Chandler and Rosenberg are among seven senators who will travel to Minnesota this week to study its health system, which experts say provides high-quality and cost-efficient care. The trip, funded by a private foundation, is the beginning of a “research project” by the senators to learn how other states have approached health policy. In coming months, the lawmakers may visit additional states or invite experts to meet with them in Massachusetts.
About a dozen people, including aides and administration officials, will make the two-day trip, which is financed by the Milbank Memorial Fund, a private New York-based foundation that seeks to educate legislators in health policy.
Massachusetts is considered a leader in health care for its highly ranked teaching hospitals and near universal access to insurance coverage. But costs here are among the highest in the nation. Spending on medical care in Massachusetts grew more than 4 percent annually in 2015 and 2014. That exceeded a goal of keeping increases to 3.6 percent, a benchmark established in the 2012 law.
That law, known as Chapter 224, also created two new agencies, the Health Policy Commission and the Center for Health Information and Analysis, to track health care market activity and spending.

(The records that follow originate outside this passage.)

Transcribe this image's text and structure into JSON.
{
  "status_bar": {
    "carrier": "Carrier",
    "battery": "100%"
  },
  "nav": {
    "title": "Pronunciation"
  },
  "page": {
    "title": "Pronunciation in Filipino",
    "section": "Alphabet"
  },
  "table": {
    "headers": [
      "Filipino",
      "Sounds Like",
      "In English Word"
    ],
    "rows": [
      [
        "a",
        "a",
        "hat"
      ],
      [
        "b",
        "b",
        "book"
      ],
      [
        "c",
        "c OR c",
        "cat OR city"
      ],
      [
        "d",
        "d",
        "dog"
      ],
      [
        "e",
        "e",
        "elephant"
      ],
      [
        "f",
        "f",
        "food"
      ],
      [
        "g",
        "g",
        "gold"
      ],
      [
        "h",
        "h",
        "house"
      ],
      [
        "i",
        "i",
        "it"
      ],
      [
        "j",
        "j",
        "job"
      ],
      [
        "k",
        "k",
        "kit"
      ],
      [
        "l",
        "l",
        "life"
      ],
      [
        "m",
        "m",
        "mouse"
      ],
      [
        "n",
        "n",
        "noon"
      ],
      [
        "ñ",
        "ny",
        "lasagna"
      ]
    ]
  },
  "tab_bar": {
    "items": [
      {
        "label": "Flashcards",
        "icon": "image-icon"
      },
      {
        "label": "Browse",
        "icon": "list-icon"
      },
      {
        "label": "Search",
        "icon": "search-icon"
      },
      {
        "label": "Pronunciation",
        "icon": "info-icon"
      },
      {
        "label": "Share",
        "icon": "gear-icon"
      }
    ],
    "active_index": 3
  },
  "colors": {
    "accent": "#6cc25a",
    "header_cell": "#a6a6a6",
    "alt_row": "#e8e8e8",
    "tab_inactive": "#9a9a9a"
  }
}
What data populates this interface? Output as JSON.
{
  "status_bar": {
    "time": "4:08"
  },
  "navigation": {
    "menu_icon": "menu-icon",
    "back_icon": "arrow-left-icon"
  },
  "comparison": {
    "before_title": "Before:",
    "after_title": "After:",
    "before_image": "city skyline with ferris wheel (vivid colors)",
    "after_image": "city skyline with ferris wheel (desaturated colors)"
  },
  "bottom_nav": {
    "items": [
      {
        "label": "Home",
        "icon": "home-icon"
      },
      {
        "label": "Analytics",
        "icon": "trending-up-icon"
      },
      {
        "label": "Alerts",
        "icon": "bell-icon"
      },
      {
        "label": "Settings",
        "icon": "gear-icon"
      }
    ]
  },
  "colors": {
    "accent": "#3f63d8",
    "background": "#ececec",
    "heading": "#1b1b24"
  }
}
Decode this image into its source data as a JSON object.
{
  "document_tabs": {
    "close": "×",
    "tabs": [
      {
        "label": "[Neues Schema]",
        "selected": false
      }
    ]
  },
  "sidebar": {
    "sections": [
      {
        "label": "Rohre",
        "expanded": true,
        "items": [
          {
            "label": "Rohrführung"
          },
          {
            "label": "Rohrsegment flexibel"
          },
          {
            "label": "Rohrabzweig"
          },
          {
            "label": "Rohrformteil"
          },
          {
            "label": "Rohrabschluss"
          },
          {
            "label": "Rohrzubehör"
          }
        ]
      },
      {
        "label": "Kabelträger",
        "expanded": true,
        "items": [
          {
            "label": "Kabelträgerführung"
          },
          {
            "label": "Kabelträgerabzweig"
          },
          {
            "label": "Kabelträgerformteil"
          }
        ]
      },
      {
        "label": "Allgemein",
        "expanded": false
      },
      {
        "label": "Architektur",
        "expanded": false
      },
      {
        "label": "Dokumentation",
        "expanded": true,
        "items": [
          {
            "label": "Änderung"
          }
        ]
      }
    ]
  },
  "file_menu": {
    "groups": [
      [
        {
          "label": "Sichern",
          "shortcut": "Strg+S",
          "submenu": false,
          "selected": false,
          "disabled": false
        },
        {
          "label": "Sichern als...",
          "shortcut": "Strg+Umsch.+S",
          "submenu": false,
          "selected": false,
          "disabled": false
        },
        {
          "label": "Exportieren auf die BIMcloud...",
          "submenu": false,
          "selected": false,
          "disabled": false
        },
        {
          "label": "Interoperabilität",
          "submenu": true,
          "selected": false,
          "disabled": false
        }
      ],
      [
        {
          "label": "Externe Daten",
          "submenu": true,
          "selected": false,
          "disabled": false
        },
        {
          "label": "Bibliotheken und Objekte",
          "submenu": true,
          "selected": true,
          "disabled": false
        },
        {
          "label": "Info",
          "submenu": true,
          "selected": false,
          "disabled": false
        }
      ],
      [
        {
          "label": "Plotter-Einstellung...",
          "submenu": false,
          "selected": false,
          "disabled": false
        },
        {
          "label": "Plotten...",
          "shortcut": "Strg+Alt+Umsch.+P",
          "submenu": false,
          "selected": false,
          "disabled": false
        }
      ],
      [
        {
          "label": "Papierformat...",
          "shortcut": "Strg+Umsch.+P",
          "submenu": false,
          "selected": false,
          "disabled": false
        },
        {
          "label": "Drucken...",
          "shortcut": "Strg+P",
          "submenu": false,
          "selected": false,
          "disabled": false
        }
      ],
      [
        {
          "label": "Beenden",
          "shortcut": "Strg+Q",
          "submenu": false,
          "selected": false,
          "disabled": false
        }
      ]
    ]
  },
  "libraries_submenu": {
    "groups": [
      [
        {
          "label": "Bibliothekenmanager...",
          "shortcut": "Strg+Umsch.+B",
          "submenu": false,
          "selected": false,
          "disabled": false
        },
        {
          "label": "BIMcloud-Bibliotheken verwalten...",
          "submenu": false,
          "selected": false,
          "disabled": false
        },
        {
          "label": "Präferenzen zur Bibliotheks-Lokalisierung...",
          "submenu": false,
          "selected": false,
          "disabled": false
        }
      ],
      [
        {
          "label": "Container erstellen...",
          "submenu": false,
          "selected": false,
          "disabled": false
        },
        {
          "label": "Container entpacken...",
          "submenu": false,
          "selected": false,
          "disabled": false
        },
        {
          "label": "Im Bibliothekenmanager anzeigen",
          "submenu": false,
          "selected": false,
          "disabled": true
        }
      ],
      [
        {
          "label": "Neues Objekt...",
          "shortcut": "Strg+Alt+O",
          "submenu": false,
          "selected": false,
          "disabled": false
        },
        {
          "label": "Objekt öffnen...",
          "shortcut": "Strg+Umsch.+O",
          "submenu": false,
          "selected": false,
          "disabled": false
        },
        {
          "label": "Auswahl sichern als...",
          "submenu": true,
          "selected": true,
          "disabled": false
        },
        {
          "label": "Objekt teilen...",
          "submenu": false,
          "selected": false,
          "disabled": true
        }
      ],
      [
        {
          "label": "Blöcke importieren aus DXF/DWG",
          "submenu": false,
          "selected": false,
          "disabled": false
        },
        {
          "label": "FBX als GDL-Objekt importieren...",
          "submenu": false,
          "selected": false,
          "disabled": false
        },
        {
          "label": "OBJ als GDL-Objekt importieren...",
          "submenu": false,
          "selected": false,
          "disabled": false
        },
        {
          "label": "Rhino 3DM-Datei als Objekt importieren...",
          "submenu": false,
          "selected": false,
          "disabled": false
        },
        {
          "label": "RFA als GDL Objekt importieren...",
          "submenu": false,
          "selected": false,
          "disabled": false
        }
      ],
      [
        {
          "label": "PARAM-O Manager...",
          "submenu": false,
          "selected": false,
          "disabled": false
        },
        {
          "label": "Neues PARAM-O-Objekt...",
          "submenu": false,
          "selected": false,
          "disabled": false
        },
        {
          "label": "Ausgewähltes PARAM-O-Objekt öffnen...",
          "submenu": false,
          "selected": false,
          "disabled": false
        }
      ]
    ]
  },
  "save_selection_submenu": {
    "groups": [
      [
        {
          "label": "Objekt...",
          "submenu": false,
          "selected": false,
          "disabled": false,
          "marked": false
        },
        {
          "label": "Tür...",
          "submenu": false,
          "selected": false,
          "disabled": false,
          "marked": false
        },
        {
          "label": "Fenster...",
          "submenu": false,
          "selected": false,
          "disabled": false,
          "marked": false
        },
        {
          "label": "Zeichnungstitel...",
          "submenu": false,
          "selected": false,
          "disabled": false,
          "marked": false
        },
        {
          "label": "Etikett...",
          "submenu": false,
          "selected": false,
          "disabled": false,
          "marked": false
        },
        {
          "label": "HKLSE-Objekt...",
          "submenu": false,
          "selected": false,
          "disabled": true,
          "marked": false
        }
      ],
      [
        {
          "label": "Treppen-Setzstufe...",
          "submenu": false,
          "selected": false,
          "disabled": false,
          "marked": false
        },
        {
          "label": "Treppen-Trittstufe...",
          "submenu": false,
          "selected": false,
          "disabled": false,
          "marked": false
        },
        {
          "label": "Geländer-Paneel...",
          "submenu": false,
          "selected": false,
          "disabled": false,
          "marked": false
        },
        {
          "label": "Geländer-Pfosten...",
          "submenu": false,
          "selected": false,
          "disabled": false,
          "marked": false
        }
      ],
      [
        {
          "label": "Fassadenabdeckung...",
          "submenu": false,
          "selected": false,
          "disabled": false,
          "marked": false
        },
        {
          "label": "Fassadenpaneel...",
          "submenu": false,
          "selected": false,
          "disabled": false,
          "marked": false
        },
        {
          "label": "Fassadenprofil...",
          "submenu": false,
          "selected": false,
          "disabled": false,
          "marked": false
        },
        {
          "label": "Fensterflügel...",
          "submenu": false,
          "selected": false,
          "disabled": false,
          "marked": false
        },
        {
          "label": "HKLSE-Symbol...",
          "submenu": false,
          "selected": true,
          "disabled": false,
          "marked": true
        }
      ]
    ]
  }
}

“When you see the kinds of numbers we’re beginning to see here in Massachusetts… It’s getting a little out of hand,” Chandler said. “We’re getting back at an acceleration point that is really requiring us to think about what can we learn from other states. We don’t have to reinvent the wheel here.”
John E. McDonough, professor at the Harvard T. H. Chan School of Public Health, said lawmakers are right to stay focused on the issue.
“It’s not too early to start assessing,” he said. “We’ve had the Health Policy Commission now for three years, and maybe it’s time to kick the tires on it and see how it’s doing and say, ‘Are there additional things we could be doing?’”
Lynn Nicholas, president of the Massachusetts Health and Hospital Association, said by e-mail that the hospital industry is open to hearing ideas that other states have used to tackle costs.
But she said “it’s important to note that Chapter 224 has not yet reached its full potential but is working in many respects. The hospital cost trend overall is well below the benchmark, but areas that caused the state to miss the mark, like the growing costs of pharmaceuticals, should be examined.”
The Massachusetts Association of Health Plans, which represents insurers, also said drug spending deserves attention. “State reports have shown that increases in prices that providers charge and the cost of prescription drugs are the major reasons health care costs continue to rise and our hope is that any legislation to contain costs start there,” senior vice president Eric Linzer said by e-mail.
Spending on prescription drugs increased 10.2 percent in 2015 after rising 13.5 percent in 2014, according to state data.
Senator James Welch, who co-chairs the Joint Committee on Health Care Financing, cautioned that progress in controlling spending could take time.
“Any changes you make to health care law are not things you’re going to see realistic savings after two years,” he said. “If you’re really talking about trying to take substantial cost out of the system, we’re talking about potentially five, 10 years, decades down the road.”